Statistica Sinica 28 (2018), 1677-1701
Abstract: We consider the estimation of unknown parameters in a generalized linear model when some covariates have nonignorable missing values. When an instrument, a covariate that helps identifying parameters under nonignorable missingness, is appropriately specified, a pseudo likelihood approach similar to that in Tang, Little and Raghunathan (2003) or Zhao and Shao (2015) can be applied. However, this approach does not work well when the instrument is a weak predictor of the response given other covariates. We show that the asymptotic variances of the pseudo likelihood estimators for the regression coefficients of covariates other than the instrument diverge to infinity as the regression coefficient of the instrument goes to 0. By an imputation-based adjustment for the score equations, we propose a new estimator for the regression coefficients of the covariates other than the instrument.
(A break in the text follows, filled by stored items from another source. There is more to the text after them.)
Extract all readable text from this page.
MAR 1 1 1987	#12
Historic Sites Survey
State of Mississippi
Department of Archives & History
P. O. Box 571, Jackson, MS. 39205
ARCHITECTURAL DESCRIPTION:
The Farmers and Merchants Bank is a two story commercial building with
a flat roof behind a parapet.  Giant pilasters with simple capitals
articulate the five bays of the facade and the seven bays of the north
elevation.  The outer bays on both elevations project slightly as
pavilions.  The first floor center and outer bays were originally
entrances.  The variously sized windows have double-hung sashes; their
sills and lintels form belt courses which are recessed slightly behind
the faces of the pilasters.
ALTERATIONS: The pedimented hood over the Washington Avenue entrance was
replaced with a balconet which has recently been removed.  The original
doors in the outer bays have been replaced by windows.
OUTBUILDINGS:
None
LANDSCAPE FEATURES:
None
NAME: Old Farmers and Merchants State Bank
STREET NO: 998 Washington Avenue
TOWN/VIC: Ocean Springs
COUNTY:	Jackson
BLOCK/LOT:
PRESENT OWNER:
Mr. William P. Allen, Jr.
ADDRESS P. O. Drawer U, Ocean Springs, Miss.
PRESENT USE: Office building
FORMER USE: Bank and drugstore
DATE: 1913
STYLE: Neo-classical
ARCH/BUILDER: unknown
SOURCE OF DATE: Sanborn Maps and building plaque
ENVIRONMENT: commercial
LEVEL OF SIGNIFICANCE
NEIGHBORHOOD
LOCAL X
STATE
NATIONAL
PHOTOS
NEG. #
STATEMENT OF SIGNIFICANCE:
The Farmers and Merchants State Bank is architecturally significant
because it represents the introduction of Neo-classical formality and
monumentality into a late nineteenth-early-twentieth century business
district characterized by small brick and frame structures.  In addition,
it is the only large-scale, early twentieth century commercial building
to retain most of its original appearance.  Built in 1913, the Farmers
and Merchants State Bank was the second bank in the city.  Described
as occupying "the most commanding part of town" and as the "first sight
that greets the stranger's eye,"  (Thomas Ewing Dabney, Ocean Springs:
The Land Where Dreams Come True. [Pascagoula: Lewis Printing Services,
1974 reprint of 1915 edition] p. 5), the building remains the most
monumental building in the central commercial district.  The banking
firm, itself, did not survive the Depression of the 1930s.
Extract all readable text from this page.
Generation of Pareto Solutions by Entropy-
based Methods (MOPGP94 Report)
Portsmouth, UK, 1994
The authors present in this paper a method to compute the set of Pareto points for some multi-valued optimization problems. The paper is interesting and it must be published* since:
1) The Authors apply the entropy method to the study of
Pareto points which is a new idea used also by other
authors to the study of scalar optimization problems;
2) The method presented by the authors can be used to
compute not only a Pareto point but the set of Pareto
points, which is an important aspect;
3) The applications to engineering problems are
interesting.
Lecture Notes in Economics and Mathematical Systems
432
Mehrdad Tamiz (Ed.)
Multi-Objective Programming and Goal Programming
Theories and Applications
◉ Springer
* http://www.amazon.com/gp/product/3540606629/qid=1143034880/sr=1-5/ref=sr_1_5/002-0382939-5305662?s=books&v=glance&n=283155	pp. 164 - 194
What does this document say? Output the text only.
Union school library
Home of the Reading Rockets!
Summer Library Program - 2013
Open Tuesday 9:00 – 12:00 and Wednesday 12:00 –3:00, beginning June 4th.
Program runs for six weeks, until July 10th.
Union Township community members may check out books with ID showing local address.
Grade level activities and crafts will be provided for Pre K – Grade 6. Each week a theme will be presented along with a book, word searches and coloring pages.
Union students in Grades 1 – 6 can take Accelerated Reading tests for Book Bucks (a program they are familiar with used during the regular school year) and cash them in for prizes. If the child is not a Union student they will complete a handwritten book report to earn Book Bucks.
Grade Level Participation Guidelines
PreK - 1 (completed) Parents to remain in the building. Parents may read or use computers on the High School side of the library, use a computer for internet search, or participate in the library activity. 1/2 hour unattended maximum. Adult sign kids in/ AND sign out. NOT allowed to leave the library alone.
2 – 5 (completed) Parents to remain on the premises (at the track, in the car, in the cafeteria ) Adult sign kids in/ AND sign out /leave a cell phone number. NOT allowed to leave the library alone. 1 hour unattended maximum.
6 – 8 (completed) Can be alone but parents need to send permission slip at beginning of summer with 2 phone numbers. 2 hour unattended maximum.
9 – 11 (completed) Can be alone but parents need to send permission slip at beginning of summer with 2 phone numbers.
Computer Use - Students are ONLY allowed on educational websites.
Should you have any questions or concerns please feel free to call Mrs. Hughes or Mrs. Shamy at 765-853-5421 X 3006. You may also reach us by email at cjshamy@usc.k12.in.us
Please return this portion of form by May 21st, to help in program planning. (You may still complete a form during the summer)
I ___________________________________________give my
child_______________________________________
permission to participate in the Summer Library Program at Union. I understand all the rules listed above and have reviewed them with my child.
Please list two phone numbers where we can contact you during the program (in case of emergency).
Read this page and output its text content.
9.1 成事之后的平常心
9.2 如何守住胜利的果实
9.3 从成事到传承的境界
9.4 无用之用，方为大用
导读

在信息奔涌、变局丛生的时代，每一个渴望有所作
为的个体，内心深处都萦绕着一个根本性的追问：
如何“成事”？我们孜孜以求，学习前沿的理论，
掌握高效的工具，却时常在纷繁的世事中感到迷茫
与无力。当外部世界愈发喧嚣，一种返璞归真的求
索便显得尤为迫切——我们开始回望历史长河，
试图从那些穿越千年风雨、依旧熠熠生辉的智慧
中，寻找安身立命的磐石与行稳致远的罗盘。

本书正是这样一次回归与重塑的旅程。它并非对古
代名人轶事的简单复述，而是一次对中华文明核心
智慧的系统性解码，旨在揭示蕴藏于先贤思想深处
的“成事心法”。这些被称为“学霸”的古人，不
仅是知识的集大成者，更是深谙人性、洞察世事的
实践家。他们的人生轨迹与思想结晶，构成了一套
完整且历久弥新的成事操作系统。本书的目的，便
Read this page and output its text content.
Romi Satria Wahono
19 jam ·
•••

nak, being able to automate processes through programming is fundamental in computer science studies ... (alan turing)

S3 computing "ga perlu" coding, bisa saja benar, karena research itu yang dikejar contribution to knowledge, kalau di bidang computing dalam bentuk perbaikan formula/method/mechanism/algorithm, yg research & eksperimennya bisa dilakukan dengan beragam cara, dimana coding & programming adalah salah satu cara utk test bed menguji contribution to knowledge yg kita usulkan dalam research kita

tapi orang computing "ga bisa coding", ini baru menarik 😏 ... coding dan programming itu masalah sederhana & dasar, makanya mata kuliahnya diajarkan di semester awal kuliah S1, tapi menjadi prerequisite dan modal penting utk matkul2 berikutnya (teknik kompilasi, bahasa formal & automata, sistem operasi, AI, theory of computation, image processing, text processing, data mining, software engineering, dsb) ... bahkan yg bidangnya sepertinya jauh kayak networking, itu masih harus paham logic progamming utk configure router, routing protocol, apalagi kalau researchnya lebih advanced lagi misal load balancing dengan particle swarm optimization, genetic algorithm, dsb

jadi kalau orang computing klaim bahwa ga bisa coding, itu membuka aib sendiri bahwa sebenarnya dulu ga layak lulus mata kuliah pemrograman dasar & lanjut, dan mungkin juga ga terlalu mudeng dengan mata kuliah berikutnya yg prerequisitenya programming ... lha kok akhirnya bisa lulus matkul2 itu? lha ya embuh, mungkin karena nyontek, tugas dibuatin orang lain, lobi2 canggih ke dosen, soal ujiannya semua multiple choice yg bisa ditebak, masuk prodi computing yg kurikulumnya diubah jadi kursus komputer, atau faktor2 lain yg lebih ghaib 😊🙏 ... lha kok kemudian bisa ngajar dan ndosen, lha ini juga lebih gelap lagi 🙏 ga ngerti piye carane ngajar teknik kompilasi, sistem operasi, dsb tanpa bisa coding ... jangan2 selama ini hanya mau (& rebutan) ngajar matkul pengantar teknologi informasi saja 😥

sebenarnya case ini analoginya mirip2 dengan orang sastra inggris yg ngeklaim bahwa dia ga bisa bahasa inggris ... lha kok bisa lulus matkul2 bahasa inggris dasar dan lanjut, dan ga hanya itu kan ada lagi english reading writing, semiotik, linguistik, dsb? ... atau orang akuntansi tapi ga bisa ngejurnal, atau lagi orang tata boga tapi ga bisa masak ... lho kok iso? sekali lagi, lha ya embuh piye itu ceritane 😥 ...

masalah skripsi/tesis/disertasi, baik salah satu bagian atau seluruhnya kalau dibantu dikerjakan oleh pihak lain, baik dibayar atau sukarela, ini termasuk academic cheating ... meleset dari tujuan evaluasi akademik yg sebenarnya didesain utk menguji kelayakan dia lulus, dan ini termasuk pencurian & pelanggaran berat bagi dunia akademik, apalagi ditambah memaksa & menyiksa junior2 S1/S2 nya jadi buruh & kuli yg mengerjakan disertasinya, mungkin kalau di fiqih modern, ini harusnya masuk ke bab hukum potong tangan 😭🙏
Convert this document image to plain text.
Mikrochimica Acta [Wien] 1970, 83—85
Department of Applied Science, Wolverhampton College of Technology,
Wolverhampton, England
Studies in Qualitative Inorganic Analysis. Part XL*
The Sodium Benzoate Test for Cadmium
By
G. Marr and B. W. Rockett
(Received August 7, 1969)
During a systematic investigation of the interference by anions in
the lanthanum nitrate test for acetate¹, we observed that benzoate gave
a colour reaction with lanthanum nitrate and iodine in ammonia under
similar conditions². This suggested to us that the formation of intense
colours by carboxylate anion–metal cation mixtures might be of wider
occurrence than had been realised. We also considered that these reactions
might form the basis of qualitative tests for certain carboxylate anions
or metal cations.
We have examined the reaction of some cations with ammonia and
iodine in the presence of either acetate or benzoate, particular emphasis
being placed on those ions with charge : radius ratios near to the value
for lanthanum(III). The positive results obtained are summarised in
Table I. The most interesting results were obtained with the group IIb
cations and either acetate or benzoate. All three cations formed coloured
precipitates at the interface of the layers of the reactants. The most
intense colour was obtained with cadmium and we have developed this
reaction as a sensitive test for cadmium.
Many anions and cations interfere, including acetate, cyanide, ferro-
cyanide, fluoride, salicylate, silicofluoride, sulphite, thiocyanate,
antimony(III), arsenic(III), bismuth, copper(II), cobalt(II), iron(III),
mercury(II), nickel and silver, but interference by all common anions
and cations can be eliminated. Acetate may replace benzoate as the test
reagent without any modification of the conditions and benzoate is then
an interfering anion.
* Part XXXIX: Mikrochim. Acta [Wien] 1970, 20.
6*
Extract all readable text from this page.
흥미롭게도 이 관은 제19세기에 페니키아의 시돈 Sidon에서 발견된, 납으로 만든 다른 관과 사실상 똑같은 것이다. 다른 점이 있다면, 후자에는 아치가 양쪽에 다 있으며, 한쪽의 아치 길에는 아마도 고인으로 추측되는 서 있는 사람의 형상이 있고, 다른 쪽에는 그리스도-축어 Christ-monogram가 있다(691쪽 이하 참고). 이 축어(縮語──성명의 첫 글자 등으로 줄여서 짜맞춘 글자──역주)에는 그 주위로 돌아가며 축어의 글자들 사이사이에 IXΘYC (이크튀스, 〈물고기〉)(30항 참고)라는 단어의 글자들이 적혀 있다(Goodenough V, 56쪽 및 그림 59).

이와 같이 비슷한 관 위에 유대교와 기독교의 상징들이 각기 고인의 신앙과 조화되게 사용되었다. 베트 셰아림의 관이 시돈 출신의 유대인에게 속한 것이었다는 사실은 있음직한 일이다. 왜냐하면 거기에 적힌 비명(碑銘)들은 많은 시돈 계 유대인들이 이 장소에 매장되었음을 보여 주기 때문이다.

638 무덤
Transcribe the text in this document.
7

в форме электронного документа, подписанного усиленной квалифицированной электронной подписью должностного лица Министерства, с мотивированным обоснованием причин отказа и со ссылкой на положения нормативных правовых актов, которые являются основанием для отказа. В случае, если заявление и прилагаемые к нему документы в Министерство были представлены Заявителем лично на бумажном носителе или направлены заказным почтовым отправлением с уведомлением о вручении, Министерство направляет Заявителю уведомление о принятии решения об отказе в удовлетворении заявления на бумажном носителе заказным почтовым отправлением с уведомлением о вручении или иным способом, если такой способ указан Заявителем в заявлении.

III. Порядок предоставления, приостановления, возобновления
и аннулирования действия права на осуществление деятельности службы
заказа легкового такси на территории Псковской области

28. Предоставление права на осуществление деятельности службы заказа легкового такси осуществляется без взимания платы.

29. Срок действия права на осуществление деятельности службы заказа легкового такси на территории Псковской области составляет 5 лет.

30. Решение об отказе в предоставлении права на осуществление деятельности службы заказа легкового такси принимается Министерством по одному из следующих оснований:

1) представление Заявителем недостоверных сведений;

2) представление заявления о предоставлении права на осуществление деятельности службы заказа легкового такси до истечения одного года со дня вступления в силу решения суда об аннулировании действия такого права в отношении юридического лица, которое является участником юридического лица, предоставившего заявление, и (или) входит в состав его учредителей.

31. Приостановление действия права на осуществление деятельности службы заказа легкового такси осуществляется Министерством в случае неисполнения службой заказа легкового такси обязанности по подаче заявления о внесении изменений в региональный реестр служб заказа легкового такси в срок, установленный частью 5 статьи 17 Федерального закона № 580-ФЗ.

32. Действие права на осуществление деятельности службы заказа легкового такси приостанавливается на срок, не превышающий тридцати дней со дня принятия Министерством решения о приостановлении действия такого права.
This works well even if the instrument is a weak predictor. It is semiparametric since the propensity of missing covariate data is completely unspecified. To solve the adjusted score equation, we develop an iterative algorithm that can be applied by using standard softwares at each iteration. We establish some theoretical results on the convergence of the proposed iterative algorithm and asymptotic normality of the resulting estimators. A variance estimation formula is also derived. Some simulation results and a data example are presented for illustration.
Key words and phrases: Adjusted likelihood, identifiability, instruments, nonignorable missing covariate data, pseudo-likelihood, semiparametric.